On a grand stage, singers have gotten away with unspecific gesture, proximity as a stand-in for intimacy, and the dreaded park-and-bark for centuries. It's where all of the negative preconceptions of opera come from, and people consider these and other outdated notions as what they think they know about opera, and thus as reasons not to attend. “Live in HD” came into being 8 years ago, with the potential to take opera to new audiences, but it did cast a harsh, close-up spotlight on those who previously could get by on the basics of a great voice and passable stage presence. As the operatic pendulum tends to do, we’ve swung a little too far, often prioritizing the most svelte and most symmetrical (thanks to our reliance on Hollywood to tell us what "hot" looks like) over the most compelling onstage personalities.

Those of us who have seen enough of opera know that irresistible stage magnetism has nothing to do with dress size. The lucky ones are born with this quality, the delicious self-awareness that allows them to expertly control every moment that the audience witnesses, while making it appear that they are operating with complete abandon. However, for the vast majority of us, we need to develop our acting and movement skills JUST as aggressively as we develop our vocal technique.

I thank the opera gods every day that we have words and actions and intentions, in addition to the pitches and rhythms and legato. That we DON'T audition behind a screen like our instrumental brethren. That we have additional tricks in our bag that are invulnerable to the whims of the local pollen count or hotel air conditioning system. 
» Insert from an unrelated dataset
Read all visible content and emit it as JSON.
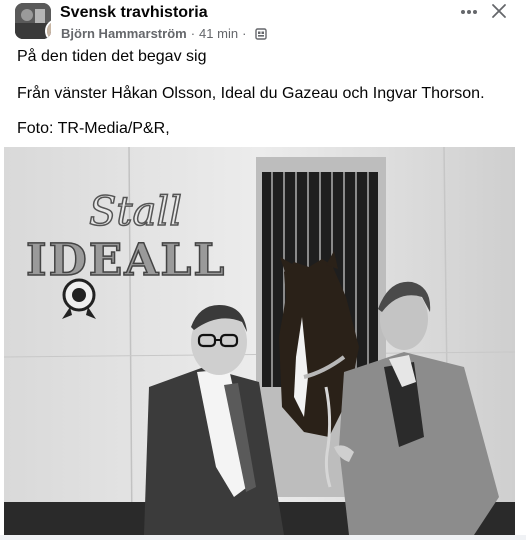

Each of us has the opportunity and the responsibility to smash opera’s glass museum case and show our audiences and ourselves just how far opera can go. We must drill and train the voice and then set it free to explore the vast reaches of sounds and colors that we can achieve. We must dare to experiment with roles that look and move entirely unlike ourselves, who might be horrendously ugly, or breathtakingly beautiful, or entirely ordinary. We must do our research and study like hell, but then take big risks in the practice room and the rehearsal room to bring a fully three-dimensional life to our characters. Let’s show them all that we’re more than just pretty voices.